Have you ever wondered where your money goes after you deposit your savings to a bank or brokerage firm -- before they pay your savings interest rate? I worked at the largest global bank and brokerage firm, so I can tell you.
These places really are a safe place for some of your money -- do not let bad conspiracy theories or great movies fool you. They are required to keep some risk-free reserves in Treasury Bonds and Municipal Bonds. They earn a lot of income holding these individual bonds with your money.
After enough of your money is removed from harm’s way in bonds, then they can take calculated risks with the rest. These investments provide a much bigger yield than the safe bonds, enough to afford a few mistakes along the way.
So, why don’t we just do the exact same thing?
After the banks and brokers collect that yield and profit on your money, you may have noticed it does not all end up in your account…or a portion of it…or even more than a little.
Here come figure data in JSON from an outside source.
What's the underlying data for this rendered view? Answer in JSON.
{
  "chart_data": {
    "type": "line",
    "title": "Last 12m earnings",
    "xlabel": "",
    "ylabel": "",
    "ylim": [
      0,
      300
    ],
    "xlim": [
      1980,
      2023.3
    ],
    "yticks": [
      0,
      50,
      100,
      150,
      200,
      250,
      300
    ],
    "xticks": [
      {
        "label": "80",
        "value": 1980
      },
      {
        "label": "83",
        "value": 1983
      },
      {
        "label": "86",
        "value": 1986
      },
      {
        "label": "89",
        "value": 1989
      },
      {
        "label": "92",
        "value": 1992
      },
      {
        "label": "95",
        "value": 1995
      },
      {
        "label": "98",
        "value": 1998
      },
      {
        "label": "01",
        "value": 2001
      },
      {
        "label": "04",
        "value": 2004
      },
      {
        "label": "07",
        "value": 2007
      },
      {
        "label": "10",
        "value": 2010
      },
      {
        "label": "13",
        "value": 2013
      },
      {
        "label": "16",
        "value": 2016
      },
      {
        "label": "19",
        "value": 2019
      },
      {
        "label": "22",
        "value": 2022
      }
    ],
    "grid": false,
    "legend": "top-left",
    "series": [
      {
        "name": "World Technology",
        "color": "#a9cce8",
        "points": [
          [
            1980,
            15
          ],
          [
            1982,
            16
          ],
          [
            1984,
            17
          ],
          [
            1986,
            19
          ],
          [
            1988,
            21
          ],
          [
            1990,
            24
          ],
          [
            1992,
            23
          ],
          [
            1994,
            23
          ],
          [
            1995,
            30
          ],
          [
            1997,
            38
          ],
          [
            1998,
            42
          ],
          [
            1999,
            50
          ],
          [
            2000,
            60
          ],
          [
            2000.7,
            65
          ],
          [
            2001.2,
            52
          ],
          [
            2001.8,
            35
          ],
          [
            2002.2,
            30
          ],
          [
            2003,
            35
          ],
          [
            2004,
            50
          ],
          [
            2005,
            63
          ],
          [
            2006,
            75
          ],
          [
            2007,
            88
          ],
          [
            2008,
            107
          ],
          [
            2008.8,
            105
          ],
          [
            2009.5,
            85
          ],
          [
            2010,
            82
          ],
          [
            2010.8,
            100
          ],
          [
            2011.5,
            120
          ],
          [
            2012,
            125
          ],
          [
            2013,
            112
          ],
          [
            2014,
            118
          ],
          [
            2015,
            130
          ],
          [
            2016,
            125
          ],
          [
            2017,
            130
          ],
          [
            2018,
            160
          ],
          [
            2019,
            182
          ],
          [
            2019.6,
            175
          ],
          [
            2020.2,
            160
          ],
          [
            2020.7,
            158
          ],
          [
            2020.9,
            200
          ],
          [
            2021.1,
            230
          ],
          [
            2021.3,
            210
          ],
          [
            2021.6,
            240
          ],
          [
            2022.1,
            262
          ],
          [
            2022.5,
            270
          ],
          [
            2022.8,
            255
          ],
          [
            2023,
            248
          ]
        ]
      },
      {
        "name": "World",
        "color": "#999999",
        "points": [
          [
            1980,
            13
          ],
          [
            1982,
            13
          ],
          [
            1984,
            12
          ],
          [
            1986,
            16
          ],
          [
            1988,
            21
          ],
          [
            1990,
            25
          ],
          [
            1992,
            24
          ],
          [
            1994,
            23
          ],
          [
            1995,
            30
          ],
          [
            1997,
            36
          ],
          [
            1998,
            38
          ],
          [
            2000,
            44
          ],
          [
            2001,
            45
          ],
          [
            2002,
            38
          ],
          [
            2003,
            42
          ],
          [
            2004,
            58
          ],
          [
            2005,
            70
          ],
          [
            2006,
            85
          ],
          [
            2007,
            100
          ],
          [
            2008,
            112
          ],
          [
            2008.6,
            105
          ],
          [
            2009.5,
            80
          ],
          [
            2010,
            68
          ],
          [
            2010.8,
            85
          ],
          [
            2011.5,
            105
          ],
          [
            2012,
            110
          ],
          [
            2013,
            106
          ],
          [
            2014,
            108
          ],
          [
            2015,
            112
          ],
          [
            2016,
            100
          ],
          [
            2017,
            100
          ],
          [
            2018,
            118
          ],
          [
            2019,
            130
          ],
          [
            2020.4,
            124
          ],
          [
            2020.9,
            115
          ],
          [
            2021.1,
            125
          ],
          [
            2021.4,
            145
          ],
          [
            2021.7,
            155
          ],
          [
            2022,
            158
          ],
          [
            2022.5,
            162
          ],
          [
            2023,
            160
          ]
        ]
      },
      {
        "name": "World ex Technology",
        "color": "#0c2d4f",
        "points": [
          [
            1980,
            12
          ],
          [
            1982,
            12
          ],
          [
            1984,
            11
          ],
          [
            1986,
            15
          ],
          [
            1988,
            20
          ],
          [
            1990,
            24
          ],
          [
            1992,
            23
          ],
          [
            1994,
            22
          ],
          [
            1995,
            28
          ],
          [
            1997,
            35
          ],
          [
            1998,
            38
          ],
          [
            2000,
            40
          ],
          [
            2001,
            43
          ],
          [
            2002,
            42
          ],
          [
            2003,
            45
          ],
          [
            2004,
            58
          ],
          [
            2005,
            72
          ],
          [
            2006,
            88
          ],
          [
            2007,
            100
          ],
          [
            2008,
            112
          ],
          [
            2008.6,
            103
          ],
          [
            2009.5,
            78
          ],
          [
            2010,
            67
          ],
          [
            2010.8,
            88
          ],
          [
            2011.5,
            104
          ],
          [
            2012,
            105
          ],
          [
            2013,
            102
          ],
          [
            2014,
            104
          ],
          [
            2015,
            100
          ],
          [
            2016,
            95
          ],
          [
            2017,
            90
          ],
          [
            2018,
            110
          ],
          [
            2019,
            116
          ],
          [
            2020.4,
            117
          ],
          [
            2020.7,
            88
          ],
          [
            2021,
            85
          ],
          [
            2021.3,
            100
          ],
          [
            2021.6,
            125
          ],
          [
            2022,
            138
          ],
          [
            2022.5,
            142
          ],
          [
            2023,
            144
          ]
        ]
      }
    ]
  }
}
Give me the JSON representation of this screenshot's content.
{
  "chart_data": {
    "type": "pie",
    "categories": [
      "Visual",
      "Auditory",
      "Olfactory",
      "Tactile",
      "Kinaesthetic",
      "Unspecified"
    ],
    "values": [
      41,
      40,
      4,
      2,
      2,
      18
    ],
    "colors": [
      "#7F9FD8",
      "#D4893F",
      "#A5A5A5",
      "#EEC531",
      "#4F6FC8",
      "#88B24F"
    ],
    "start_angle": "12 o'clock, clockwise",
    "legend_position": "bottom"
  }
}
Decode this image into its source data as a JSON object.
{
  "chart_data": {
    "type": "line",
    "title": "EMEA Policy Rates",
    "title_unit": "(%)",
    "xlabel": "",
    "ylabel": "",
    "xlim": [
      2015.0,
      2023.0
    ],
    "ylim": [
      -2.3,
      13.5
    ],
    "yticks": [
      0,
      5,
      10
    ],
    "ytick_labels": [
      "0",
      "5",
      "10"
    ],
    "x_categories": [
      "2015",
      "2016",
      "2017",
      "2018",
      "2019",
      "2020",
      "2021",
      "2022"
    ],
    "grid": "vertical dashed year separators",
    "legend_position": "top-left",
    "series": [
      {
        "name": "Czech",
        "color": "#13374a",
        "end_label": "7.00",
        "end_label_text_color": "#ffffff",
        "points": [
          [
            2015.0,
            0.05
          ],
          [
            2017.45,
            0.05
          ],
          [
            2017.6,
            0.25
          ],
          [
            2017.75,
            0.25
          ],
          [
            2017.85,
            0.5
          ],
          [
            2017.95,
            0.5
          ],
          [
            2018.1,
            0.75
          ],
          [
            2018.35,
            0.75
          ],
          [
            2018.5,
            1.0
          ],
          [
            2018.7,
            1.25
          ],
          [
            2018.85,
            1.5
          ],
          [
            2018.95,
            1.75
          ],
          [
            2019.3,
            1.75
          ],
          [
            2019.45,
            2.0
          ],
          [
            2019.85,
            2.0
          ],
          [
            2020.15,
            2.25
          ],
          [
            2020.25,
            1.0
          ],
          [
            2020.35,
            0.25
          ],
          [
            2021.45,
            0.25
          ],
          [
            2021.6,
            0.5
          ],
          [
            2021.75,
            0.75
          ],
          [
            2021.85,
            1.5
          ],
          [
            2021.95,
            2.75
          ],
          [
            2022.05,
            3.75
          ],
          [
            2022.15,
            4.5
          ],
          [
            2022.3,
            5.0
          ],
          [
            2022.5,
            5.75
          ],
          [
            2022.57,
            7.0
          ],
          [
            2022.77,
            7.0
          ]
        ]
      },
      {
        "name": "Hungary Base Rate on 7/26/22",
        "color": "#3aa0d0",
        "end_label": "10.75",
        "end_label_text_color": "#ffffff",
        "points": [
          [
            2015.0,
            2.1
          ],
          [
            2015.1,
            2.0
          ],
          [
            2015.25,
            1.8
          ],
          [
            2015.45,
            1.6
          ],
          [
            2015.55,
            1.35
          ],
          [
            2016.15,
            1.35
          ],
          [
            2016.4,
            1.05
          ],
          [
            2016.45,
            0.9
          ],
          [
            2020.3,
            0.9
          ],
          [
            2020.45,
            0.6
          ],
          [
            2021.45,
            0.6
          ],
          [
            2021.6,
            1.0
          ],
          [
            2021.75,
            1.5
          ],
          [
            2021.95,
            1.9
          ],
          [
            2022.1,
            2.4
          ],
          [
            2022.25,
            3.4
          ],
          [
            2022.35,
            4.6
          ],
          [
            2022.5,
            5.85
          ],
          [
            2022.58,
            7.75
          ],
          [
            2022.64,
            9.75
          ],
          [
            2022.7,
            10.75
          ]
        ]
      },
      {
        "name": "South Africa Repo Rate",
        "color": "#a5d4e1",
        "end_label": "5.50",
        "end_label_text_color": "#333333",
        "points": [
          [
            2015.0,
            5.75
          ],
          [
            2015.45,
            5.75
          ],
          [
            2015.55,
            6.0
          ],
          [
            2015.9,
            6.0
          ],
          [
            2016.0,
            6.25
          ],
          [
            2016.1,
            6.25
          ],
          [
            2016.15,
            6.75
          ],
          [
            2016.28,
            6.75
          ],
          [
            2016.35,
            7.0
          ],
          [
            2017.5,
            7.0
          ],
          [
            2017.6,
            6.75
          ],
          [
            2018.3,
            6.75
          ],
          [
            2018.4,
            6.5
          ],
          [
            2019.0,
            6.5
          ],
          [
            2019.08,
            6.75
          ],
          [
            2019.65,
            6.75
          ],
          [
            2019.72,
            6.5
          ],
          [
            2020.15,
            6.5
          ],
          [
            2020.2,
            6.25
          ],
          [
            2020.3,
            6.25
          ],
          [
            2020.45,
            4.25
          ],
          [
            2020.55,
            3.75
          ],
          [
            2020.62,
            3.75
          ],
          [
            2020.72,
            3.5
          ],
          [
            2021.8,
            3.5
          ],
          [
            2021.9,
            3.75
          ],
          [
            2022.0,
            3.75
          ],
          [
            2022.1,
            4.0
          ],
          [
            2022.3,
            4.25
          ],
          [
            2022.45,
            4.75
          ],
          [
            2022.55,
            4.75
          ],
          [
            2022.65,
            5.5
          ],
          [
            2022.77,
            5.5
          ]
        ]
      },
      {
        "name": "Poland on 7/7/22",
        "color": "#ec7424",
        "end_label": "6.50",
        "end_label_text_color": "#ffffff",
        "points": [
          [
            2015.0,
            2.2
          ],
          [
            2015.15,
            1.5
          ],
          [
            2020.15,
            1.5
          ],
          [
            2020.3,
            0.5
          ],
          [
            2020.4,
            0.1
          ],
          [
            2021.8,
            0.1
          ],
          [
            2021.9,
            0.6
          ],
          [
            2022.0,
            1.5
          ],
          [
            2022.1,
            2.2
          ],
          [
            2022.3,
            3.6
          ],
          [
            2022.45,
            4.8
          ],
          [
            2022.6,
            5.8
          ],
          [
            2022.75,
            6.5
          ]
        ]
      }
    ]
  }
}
Let’s keep following your money. First, they have a ton of overhead costs to cover, and a lot of people to pay. What ends up making it to their bottom line is still a big number, though.
Their largest obligation still remains, however. Their shareholders need to get paid first -- well before, and much more, than their customers.
If you wonder why your interest rate at the bank or brokerage has remained so low, keep following your money.
My local community bank was purchased by a global bank and brokerage firm that is publicly traded. Their fiduciary duty now is to make money for their shareholders first, not their customers. Compare the direction of your bank or broker’s dividend paid to shareholders to their interest rate paid to customers.